Where it stands with the regulators

Status
Approved for use in the UK and EU as a food acidity regulator
Legal basis
UK FSA approved-additives list and assimilated EU Regulation 1333/2008 (Annex II); also covered by Annex III as a processing aid in certain applications
Permitted foods
Beer and malt beverages (pH adjustment of brewing liquor and mash); Certain cheeses (acidification during manufacture); Wine and some other fermented beverages (processing aid use)
Maximum levels
Quantum satis (used at the minimum level necessary to achieve the technological purpose) in permitted categories
Safe-intake limit (ADI)
Not specified (group ADI covering E513-E517, set by EFSA 2019 and consistent with prior JECFA/SCF assessments)
History
The Scientific Committee on Food (SCF) and JECFA had previously established a group ADI of 'not specified' for sulphuric acid and its sulphate salts.

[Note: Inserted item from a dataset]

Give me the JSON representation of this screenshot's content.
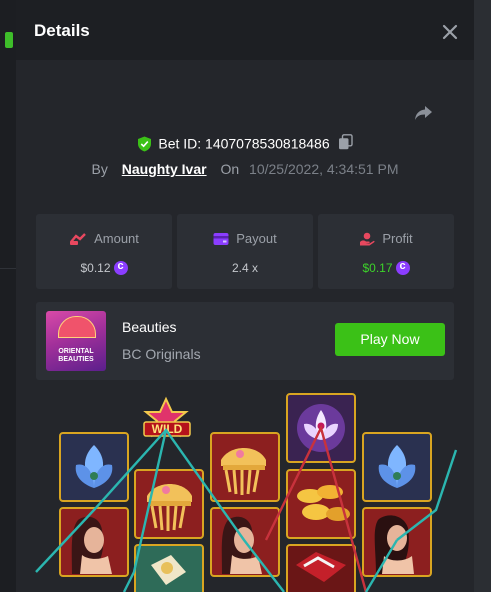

EFSA confirmed this in its 2019 systematic re-evaluation of E513, E514, E515, E516 and E517. No restrictions or bans have been applied; the 'quantum satis' principle means no fixed maximum level is set, since the acid reacts in processing and residues in finished food are negligible.

Who should be careful

There is no specific group that needs to avoid E513 as a food additive at the levels encountered in food. People with reflux or oesophageal sensitivity who already limit acidic foods or drinks may wish to note that some beers and cheeses made with this process aid are themselves acidic, though the acid from E513 specifically is not the main driver of that acidity. On a label it appears as 'sulphuric acid' or 'acidity regulator (E513)'.

The honest read

Cutting through the noise

E513 is one of the least consumer-visible food additives because it acts during processing and very little survives into the finished product. The IARC Group 1 classification that sometimes appears in internet searches refers to industrial inhalation of acid mist, not to drinking a beer or eating a cheese made with it. The science here is well-established and the regulatory picture is unusually clear: two generations of safety committees have looked at it and concluded no numerical intake limit is needed.

Related additives

Common questions

Is E513 banned in the UK?

No. Sulphuric acid is an approved food acidity regulator in both the UK and the EU, permitted at quantum satis levels in certain food manufacturing processes including brewing and cheese-making.

Does the IARC 'Group 1' label mean E513 in food causes cancer?

No. The IARC Group 1 classification for sulphuric acid applies to occupational inhalation of strong acid mists in industrial workplaces, such as battery factories. Oral exposure via food is a different route entirely and is not what that classification addresses.

What foods contain E513?

It is most commonly used in beer brewing and in some cheese production as a processing aid to adjust acidity. It is rarely present in finished consumer products in any detectable quantity and is not used as a direct ingredient in most retail foods.

Is E513 vegan?

Yes. Sulphuric acid is a mineral (inorganic) compound with no animal origin.